В основе этой осторожности лежит, вероятно, вопрос: может ли быть в эмиграции новая литературная «поросль»? Этот вопрос у нас часто ставится и обсуждается. Многие склонны решать его отрицательно. Теоретически, действительно, больше доводов для отрицательного ответа: без родины, без вечного обновления языка, без традиций, без русских впечатлений, без русского быта и природы, наконец, — что может здесь быть? Казалось бы, обречена здешняя «поросль». Но наперекор доводам — это не так. Скажу даже больше: именно без родины, ото всего оторвавшись, все растеряв, здешняя молодая литература нежданно-негаданно приобрела высокий и отрешенный строй, — тон человека, одинокого в целом мире, всеми покинутого, «между небом и землей». Утратив временное, она как бы «коснулась вечности», — и если можно и есть основания говорить о ее духовной нищете, то надо при этом вспомнить и первую заповедь блаженства. Мне кажется излишним называть имена. Они и мало что сказали бы читателю, и каждое в отдельности было бы не окончательно характерным, за исключением одного или двух. Ужасающая формальная растерянность почти всех современных молодых писателей, имеющая глубокие корни, конечно, неустранимая еще долго и уж во всяком случае никакими «возвратами к Пушкину» неисцелимая, — исчезновение схем и условностей искусства, оставившее художника внезапно беспомощным перед материалом, — все это мешает нашей молодой литературе быть внешне удачливой. Удачи в ней, действительно, маловато.
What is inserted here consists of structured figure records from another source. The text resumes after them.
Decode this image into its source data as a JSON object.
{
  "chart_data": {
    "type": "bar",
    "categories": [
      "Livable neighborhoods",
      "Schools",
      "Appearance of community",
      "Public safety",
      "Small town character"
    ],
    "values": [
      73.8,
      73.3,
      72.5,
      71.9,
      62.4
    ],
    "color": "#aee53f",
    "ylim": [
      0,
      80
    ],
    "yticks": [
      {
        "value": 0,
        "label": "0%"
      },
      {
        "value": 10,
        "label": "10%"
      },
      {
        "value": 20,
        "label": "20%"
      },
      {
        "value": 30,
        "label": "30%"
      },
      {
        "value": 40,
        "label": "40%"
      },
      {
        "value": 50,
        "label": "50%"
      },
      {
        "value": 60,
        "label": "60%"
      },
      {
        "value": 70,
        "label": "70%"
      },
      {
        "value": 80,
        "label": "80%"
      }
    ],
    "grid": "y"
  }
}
Но надо к ней прислушаться, чтобы понять, что она не только существует, но и делает свое дело – и право, если только не на словах мы любим и ценим культуру и не отделяем ее от жизни, надо было бы не только оберегать великое прежнее наше достояние, но быть повнимательнее и к новому, хотя и неприглядному еще. Оно этого стоит.
Не случайно в этом году собрания «Кочевья» и «Союза поэтов» – обществ, где начинающие авторы читают свои произведения, – бывали так многолюдны. Широкая публика обманывается реже и меньше, чем принято думать. Она почувствовала, что, несмотря на слабость читаемого, на некоторую наивность беседы, возникавшей большей частью после чтения, — был все-таки на этих собраниях настоящий и чистый литературный «воздух», с бескорыстием, с ежеминутной готовностью перейти от технических споров к «последним вопросам бытия», с жаром и тревогой внутренне честных, взыскательных, живых и притом
На одном из собраний «Кочевья» Сергей Шаршун прочел отрывки из своего романа «Долголиков». Некоторые страницы романа меня поразили, и я попросил автора дать мне всю рукопись.
Этот причудливейший и внутренне своеобразнейший роман – одна из самых замечательных вещей, которые мне пришлось за последние годы читать. Найдется ли для него здесь издатель? Не думаю. Роман очень сложен и очень длинен.
Шаршуна по возрасту невозможно причислить к молодым – он к ним примыкает только отказом от компромисса с жизнью, который для молодости характерен и о котором «взрослые» в огромном большинстве случае лишь с грустью вспоминают. Успехи в жизни требуют уступчивости, сговорчивости, – и надо много воли, чтобы и о того и от другого отказаться. У Шаршуна в прошлом декадентство, футуризм, дадаизм, – все то, что в сущности, было лишь вывернутым наизнанку культуртрегерством и стремилось проветрить застоявшуюся атмосферу искусства. Но вчерашние безумцы нередко превращаются в сегодняшних благополучнейших. Этого-то с Шаршуном и не случилось. Он ничего не забыл, ничему не изменил из своих первоначальных видений. Но вместе с тем он стал взрослым человеком.
Его роман – духовная автобиография. Литературно – в ней заметно влияние Ремизова и в особенности Андрея Белого, но по существу Шаршун от подчинения кому бы то ни было свободен. Лучшее, что есть в «Долголикове», – это какая-то печальная и строгая доброта к жизни, личное к ней безразличие и «благословение» ее в других. Шаршун пишет об одном из своих героев, что тот говорил:
«мягким, анархическим, бодлеровским, не имеющим ничего общего с сутолокой жизни, безвозвратно погибшим, близким к гениальности, к безумию, братским, беззастенчивым голосом».
Нечто подобное хотелось бы сказать и о нем самом. «Долголиков» написан как будто «на полях жизни», и автор признается, что всегда хотел «очутиться по ту сторону вечно убегающего, отступающего горизонта».
Этот роман «из жизни парижских художников» проникнут подвижнически-суровым духом, и есть редкое очарование в смешении монастырства с богемой или далекой, полузабытой, но в каждой строчке Шаршуна еще живой России, с разговорами на монпарнасском арго. Россия побеждает. Удивительно сквозь чуждую оболочку узнавать знакомые черты.